RBC Health Clinical Assessment


Dr Elna Saah leads a discussion on clinical and laboratory measures that can be utilized to determine RBC health.

Biree Andemariam, MD: We’ve learned about the biochemistry. We’ve learned about the effects on the ability of the red cell to circulate. Elna, let’s talk a little more about taking this back to the clinics. Are there any lab tests or clinical parameters that you would use to measure or assess red blood cell health? How do we take what we know—biochemically, morphologically, and rheologically—and apply it to how we assess normal red blood cell health in our patients?

Elna Saah, MD: Some of them have not made their way to standard clinical practice. However, if you start from your routine CBC [complete blood count], there are things the machines can measure: red blood cell density, mean corpuscular hemoglobin concentration. How dense is the red blood cell? We have methods to translate that, looking at the red cell deformability and the elongation index. You can put the red blood celsl in hypoxic chambers, trace them to hypoxia, and see what happens. You measure the elongation index, and you can measure the viscosity with viscosity machines. The … is 1 of them that also gives you that change in the rheology. Translating the rheological measurements from the bedside to the patient gives us an idea of how deformable red blood cells are under stressful conditions.

Biree Andemariam, MD: Let’s talk about that a little more, Nirmish and Matt. We talked about sickling, deformability, hydration, and adhesion—we haven’t talked about adhesion. Let’s talk a little more about these terms, which are somewhat new. In our thinking, when we think about individuals with sickle cell disease, some are newer than others.

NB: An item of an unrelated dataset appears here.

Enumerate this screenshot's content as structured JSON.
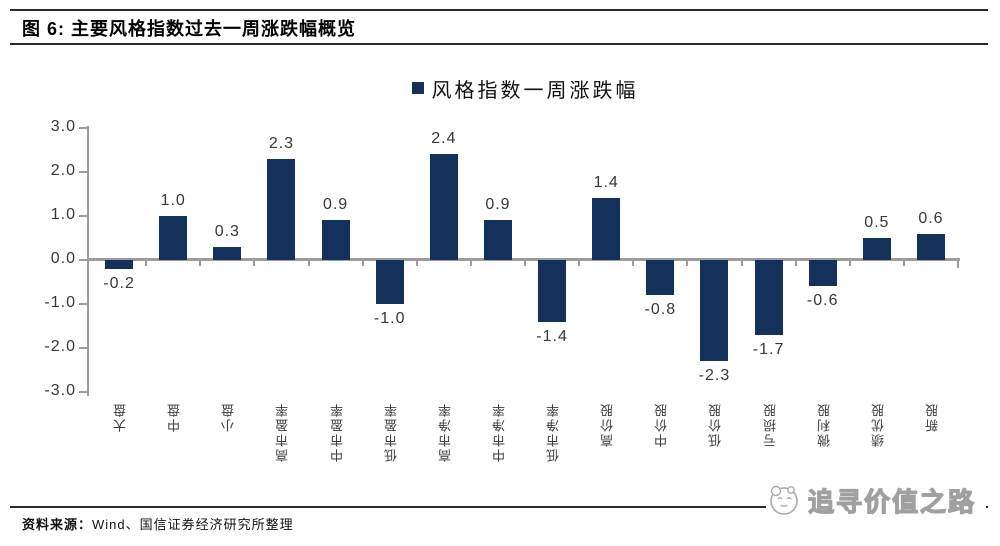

Nirmish Shah, MD: I’ll kick things off, Matt, and then you can add. The first thing is that [concerning what] Elna brought up, what we don’t do very well is all these other measurements that you’re talking about—the point of sickling, adhesion, hydration, deformability. We don’t do that as a standard of care. To start, we should make sure patients understand what this all means. We absolutely have these conversations with patients about their hemoglobin levels. If it hasn’t gone up, has it gone down? What’s the size of their cells? What’s the red tick count? What’s their LDH [lactate dehydrogenase]? How much hemolysis is going on? That’s been in the context of hydroxyurea, which is widely accepted as a standard of care.

Now, we’re starting to change the conversation: if red cell health is also important, what other measurements can we do to also help a patient and help us understand how well that patient is doing or potentially can do? The efforts are there to try and understand that, but we need to translate that to patients as well. Not all red blood cells are the same in a patient. Instead of focusing on the percent S in a patient—for example, 90% or 80%—we also need to find measurements that say, “How much of your red blood cells are sickling? How many of your cells are healthier?” We’re starting to move to that. I don’t think patients have a great understanding of this. The medical community doesn’t have a great understanding of what the context of this means. I’m excited that we’re starting to learn more about it and get the data. But that’s where we’re moving. Hopefully, we get more information to leverage that data to talk to our patients.

Mathew M. Heeney, MD: I agree with Elna and Nirmish. A lot of what these new tools are showing us are things we have thought about esoterically but haven’t been able to objectively show. The hope is that these new tools provide reliable, nonvariable, and more widely available information regarding the red blood cell. In membrane disorders, we have blunt tools [to measure] the hemoglobin concentration within the cells. But we don’t have good ways of understanding how pliable they are and how radiologically favorable they are. That’s where these tools may be able to give us more insight, particularly in measuring variability between phenotypes of certain patients and also response to potential therapeutics as we move down these pathways. It’s an exciting time. But we need to show that these are validated tools and becoming widely available. How we integrate these into our clinical decision-making will be a big challenge.